Summary
IDEXX Laboratories, Inc. reported its first-quarter 2002 financial results, showing a slight increase in revenue to $96.55 million from $91.43 million in the same period of the prior year. While overall revenue grew, net income saw a decrease to $7.19 million from $7.61 million in Q1 2001, with diluted earnings per share declining to $0.21 from $0.22. The company experienced growth in its Companion Animal Group (CAG) driven by increased sales of VetTest slides and reference laboratory services, though this was partially offset by lower sales of canine test kits and a specific treatment for ear mites. The Food and Environmental Group (FEG) also saw revenue growth, primarily from livestock and water testing products.
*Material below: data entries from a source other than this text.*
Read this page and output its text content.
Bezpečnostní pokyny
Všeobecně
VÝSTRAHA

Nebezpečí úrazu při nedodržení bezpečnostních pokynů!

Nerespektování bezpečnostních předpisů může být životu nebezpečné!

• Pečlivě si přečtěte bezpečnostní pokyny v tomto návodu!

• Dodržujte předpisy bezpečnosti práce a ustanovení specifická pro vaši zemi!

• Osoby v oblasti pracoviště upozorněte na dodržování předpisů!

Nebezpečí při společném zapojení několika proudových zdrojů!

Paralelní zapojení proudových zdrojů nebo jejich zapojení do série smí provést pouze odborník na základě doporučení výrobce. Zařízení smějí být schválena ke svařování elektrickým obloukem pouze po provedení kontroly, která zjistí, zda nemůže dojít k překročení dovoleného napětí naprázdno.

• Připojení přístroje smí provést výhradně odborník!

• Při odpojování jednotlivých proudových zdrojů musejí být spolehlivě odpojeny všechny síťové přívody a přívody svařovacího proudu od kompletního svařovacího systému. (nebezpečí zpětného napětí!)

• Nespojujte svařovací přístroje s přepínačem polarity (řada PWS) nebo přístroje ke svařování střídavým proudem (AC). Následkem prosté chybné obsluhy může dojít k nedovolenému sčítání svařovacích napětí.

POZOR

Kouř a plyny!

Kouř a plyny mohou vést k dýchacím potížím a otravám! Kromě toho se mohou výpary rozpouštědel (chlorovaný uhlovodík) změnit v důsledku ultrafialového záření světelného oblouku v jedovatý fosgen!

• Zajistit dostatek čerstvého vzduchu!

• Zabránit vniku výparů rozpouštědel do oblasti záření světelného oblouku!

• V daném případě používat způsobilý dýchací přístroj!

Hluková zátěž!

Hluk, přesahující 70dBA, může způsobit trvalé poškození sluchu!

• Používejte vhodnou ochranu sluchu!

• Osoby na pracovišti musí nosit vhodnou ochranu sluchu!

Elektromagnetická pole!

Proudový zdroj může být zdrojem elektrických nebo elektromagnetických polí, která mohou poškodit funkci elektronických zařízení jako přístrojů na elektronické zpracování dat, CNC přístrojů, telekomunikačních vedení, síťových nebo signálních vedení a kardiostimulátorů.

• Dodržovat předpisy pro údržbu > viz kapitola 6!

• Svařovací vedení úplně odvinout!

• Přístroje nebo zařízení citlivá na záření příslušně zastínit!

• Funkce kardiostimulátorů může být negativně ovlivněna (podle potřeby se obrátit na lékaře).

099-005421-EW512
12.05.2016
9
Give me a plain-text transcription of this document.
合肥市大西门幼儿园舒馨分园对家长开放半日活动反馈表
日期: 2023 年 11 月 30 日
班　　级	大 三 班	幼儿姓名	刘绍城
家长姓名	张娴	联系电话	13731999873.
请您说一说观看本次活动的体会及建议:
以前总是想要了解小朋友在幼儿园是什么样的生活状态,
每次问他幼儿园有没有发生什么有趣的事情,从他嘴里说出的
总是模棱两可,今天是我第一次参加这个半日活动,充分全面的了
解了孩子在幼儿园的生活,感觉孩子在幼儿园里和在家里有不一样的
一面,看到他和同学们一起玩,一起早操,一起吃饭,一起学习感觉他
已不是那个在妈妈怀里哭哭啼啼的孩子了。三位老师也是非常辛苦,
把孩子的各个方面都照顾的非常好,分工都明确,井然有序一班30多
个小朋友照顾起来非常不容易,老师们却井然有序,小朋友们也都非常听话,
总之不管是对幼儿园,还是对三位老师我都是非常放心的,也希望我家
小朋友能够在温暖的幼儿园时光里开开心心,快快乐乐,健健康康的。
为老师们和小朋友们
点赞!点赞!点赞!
A significant factor impacting the results was a $2.9 million pre-tax charge related to the CEO succession in January 2002. Additionally, the company adopted new accounting standards, notably SFAS No. 142, which ceased goodwill amortization and is expected to reduce future operating expenses, though it necessitates an impairment review.
Key Highlights
- 1Total revenue increased by 5.6% to $96.55 million for the first quarter of 2002, compared to $91.43 million in the first quarter of 2001.
- 2Net income decreased by 5.7% to $7.19 million in Q1 2002, down from $7.61 million in Q1 2001.
- 3Diluted earnings per share (EPS) decreased to $0.21 in Q1 2002 from $0.22 in Q1 2001.
- 4The Companion Animal Group (CAG) revenue grew by 4% to $76.43 million, primarily due to increased sales of VetTest slides and veterinary reference laboratory services.
- 5The Food and Environmental Group (FEG) revenue increased by 13% to $20.12 million, driven by livestock and water testing products.
- 6A pre-tax charge of $2.9 million related to CEO succession impacted the current quarter's results.
- 7The company adopted SFAS No. 142, ceasing goodwill amortization, which is expected to reduce future operating expenses and positively impact the effective tax rate.